4. You get to decide how much personal info you’ll share. Though Cerulo and Mazur were already close friends and have kept that level of personal closeness as work wives, they got to set the precedent for the rest of the relationships they would have with the employees they manage at Of a Kind. For example, Mazur explains, “If there are bigger picture things happening in our employees’ lives that are influencing their day-to-day work, like an ill family member, or good news like getting married, I want to know that, be able to talk to them about it, and understand how it’s playing into their professional lives.” Setting the tone with their team helped them draw the line between the personal and the professional — leaving your bad Tinder date last night out of office chatter is probably a good choice — and, they admit, ultimately made them better bosses. When important personal victories or struggles come up among team members, they place an emphasis on those situations, says Cerulo, and that becomes even more meaningful.
5. Get comfortable with confrontation. Part of what makes Mazur and Cerulo’s partnership work now is their candor and ease with confronting each other during points of conflict like a disagreement on decisions. As Mazur and Cerulo point out in Work Wife, a lack of visible fighting doesn’t necessarily signify a healthy relationship: It’s healthier to have disagreement once in a while. That’s also something that’s helped them understand each other better. “We have a better sense now of the things that create ongoing tension for us — hiring new people who aren’t yet tuned in to our dynamic, taking on new projects that throw off our creativity-and-workload balance.” Sometimes expressing your feelings as soon as they come up is the only way you’ll be able to move past a difficult spot, they conclude.
6. It’s okay to hire a former work wife. If you no longer work together and have the opportunity to hire, promote, recommend, or advocate for a former work wife, absolutely take that chance, Cerulo and Mazur agree. “It’s okay to be biased,” encourages Mazur. “One of the things we’re putting forth in Work Wife is that it’s not just okay to be friends with your coworkers, but it’s important and valuable, and it’s something that your employer should value. I think hiring or promoting people that you know you have a strong working relationship with is to everyone’s benefit. That’s sort of the definition of a work wife.”

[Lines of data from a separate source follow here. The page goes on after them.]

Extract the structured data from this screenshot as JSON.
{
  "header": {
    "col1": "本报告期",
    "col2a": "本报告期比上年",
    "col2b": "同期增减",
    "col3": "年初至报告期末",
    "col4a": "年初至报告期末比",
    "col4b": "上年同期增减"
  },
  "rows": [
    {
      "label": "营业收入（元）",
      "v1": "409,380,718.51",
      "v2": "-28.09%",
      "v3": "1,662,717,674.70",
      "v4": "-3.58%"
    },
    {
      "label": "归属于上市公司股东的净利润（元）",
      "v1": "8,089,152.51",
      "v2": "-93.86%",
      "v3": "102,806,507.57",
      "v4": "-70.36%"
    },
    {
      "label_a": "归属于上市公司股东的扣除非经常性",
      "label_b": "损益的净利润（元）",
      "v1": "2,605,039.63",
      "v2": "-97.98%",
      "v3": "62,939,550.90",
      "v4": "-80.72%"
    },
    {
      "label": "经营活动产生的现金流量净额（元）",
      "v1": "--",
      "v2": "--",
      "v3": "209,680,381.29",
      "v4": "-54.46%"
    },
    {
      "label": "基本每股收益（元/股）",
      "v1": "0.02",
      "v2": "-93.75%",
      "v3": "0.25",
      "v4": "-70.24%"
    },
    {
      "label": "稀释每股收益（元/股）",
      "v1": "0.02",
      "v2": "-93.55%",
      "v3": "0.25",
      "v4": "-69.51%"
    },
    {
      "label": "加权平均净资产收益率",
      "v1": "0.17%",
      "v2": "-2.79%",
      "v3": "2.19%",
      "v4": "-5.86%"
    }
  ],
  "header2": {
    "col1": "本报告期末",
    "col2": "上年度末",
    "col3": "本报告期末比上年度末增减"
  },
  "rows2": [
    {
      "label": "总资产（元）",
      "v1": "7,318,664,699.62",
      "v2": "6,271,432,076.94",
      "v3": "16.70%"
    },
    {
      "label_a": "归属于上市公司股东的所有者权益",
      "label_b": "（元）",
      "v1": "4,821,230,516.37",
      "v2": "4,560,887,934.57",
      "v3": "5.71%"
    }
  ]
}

7. Finding your work partner is all about putting yourself out there. Just as in dating, work relationships can flourish when you lead with vulnerability to create a genuine personal connection. These professional partnerships can form from the very beginning of your career, as well. “As you’re developing work relationships in your first, second, and third jobs, it’s important to have conversations where you put yourself out there — maybe you’re a little more vulnerable with people than you might necessarily feel comfortable being, and I think that lets you test how you can expand these relationships or evolve them,” Cerulo says. And what to look for in a potential work wife? It’s simple, Mazur says, and very similar to how you would decide if a friendship is worth pursuing: “It’s important to keep an eye out for other people who share your high standards and to watch how they execute on those standards and how accountable they are to their coworkers.”